Chikanobu puts the viewer right into the centre of the battle on a ship rising and falling on the waves. Gunsmoke fills the air as the Gaosheng sinks below the sea. From the 1991 Worcester Art Museum publication “In Battles Light”, Catalogue number 2. p.27.

Although the war between Japan and China was officially declared on 1 August, 1894, it started earlier with the seizing  of the Korean royal palace on 23 July and an attack on a Chinese troop ship on 25 July. This print depicts the naval attack. The inscription in the cartouche states: “On 25 July last, in a naval battle off the coast of Nanyō Bay of Korea, we sank one cargo vessel loaded with Chinese troops, captured one war ship, and let two escort ships escape.” From the 2001 Museum of Fine Arts, Boston, Massachusetts publication “Japan at the Dawn of the Modern Age”, Catalogue number 25, p.70.

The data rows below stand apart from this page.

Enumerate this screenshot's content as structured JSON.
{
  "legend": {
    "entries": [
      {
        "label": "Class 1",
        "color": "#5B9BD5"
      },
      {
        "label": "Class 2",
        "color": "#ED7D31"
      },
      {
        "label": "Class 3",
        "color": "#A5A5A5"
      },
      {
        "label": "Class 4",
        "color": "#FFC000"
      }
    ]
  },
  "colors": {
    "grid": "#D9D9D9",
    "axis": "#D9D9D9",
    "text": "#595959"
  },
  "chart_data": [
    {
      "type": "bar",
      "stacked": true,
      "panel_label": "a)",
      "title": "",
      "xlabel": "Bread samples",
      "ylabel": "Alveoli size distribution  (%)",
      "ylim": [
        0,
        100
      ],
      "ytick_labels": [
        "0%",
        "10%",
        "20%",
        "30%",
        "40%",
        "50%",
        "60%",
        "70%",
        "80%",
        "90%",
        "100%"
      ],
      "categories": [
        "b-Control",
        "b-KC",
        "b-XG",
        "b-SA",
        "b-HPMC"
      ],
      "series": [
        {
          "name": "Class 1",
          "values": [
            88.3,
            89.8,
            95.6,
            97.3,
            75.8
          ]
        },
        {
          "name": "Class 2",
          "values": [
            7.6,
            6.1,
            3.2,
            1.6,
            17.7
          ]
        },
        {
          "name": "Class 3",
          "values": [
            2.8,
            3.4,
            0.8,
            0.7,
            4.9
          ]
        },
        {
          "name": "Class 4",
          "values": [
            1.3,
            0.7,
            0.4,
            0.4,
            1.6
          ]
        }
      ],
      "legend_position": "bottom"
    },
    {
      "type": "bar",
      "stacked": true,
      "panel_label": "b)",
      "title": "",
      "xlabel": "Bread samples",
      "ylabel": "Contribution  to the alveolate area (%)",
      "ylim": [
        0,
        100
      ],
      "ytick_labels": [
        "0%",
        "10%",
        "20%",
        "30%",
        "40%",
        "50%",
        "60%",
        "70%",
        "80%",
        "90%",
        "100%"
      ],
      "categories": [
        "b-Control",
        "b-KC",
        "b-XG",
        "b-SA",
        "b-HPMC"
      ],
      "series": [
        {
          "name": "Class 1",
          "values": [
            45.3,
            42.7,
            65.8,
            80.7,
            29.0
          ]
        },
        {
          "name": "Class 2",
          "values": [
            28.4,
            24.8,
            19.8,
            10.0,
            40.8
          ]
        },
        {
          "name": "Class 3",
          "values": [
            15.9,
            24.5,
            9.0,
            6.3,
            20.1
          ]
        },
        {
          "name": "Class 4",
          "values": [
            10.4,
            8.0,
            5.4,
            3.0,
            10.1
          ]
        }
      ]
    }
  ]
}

Dramatic scene of the Japanese Imperial Navy winning a naval battle against the Chinese during the Sino-Japanese war. At lower left, a red Chinese ship tilts as it begins to sink beneath the waves at a precarious angle, throwing sailors to the deck. Just beyond it, another Chinese vessel goes down as terrified sailors shout and wave their arms. Smoke billows from the stack of the sinking ship. At upper right, a Japanese warship continues to fire its guns, while at lower left, sailors row a smaller boat towards the enemy, an officer standing in the bow with his sword raised high. A dynamic composition with atmospheric clouds of smoke billowing across the night sky and white-capped waves splashing against the ships.

Collections: Philadelphia Museum of Art

References:  Illustrated in the 1991 Worcester Art Museum publication “In Battles Light”, Catalogue number 2. p.27.
Illustrated in the 2001 Museum of Fine Arts, Boston, Massachusetts publication “Japan at the Dawn of the Modern Age”, Catalogue number 25, p.70.